More specifically, SafeRadar Research is providing system analysis using adequate radar models and radar data acquired from experiments. For instance, this analysis covers all about tracking in various target scenarios (e.g., urban, and rural road environment), influence of clutter & interference, detection & estimation performance analysis (e.g., GMTI/STAP analysis of slowly moving targets), and finally required sensor linkbudget and spurious free dynamic range regarding these target scenarios.
In antenna array design it is convinient to have a fast tool that supports antenna farfield analysis for various hardware artifacts. This is used to obtain a fast feedback during the concept studies. Thereafter, implementation and analysis is made in various EM-computational tools such as HFSS, CST MICROWAVE STUDIO, ADS Momentum.
Moreover the farfield results (and/or steering vector outcomes for multi-channel cases) are then used for the radar simulation tool where for instance detection and estimation performances are examined.
The design of the radar, in particular the radar waveform, needs to be considered together with the design of the detection algorithms. Conventially, radar detectors are typically working on one spatial channel and looking fpr targets along both range and Doppler. Thereafter, angular estimation is made using monopulse. To obtain a predictible behavior of the target detection probability, Constant False Alarm Detectors employed for radar systems are crucial. The most common one used is Cell averaging CFAR detectors that is oftenly used as a baseline comparison for other CFAR techniques.

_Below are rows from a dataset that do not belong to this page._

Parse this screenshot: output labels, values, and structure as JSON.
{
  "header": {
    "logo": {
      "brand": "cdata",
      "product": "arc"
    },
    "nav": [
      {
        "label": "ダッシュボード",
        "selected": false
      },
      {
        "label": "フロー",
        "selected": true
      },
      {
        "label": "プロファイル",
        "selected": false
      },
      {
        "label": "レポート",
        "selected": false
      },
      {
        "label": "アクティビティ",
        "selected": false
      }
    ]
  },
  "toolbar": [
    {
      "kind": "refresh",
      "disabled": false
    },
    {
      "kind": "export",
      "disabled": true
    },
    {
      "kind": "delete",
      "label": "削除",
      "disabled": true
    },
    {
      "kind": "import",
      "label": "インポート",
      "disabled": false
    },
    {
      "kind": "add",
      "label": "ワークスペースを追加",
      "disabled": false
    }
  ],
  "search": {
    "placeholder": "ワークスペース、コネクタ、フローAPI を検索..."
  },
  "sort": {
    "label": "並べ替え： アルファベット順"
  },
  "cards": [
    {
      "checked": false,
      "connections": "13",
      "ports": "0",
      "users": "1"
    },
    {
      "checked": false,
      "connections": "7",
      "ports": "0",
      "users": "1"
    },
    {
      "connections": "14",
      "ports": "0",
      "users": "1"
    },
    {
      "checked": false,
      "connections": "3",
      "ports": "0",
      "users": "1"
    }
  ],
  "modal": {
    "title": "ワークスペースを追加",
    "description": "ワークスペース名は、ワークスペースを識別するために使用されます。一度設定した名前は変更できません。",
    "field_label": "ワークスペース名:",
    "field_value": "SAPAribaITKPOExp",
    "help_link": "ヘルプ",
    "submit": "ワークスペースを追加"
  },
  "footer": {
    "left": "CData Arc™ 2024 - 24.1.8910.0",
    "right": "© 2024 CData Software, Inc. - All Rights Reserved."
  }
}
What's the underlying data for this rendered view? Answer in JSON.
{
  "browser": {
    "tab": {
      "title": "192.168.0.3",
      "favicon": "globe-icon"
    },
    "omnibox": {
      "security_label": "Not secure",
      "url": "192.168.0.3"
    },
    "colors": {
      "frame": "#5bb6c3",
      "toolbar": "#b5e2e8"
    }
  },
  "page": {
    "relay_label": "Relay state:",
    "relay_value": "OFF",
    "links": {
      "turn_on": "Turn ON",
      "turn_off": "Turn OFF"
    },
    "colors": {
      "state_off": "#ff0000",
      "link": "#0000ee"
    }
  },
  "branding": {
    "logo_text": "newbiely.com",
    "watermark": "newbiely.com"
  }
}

Space time adaptive processing (STAP) were introduced to the radar community in 1973 by Brennan and Reed. The basic dilemma of STAP is that: there is almost never enough training data to estimate the interference reliably! The main reason for this problem is the heterogeneous nature of the clutter, i.e. the clutter signal in one range bin may be quite different from the signals in surrounding range gates.
MIMO (Multiple Input Multiple Output) is an extension of the SIMO that is the STAP case. Using this we also are able to create a virtual receiver array by the use of the several transmitting apertures, i.e., we both have steering vectors at both transmit and receive. Typically, detection & estimation performance losses are obtained since the transmit steering is more or less unknown. Thus, this is the reason that some experts (e.g., Fred Daum at Raytheon) denote the MIMO concept for snake-oil signal processing frameworks, i.e., we will not gain any performance, only higher computational demands.
From the radar detections or plots it is convinient and necessary to filter the target trajectory. Otherwise, the statistical variations, e.g., due to target RCS fluctuations, will make it more difficult to estimate the tracked object’s course, speed and closest point of approach.
Tracking filters that commonly are used are different kind of Kalman filters (KF), e.g., LOS KF , Extended KF, Unscented KF, Interacting Multiple Models or Gaussian Mixture, and so on. Another filter that is very useful in dense target situations, background estimation, and non-linear target motions are versions of PHD (or Random Sets) filtering, e.g., CPHD, GPHD, FISST, and Sequential monte carlo PHD. However, the most powerful and robust filtering that also provides an association framwork, according to us, is the Multi Hypothesis Tracking (MHT). Note that for all the other filtering techniques presented here we need to add an assoication framework (e.g., Global Nearest Neighbor, Auction, PDAF, and so on)
Fusion of data from Homogeneous (radar-radar) or Heterogeneous Sensor (radar-camera-LIDAR) configurations is a crucial part in order to further enhance situation assessment of the sensor platform, i.e., detection & tracking, and decision making system (central unit).
For instance, we can have a Decentralized/Distributed Detection where the general case comprises a framework supporting N sensors, M-ary hypothesis test, D-ary alphabet. Regarding enhanced filtering of detections (estimating/predicting target trajectory), and additional information extraction can be relying on Distributed Estimation for tracking (non-linear bayesian filtering), and Distributed Quantization/Information Measures.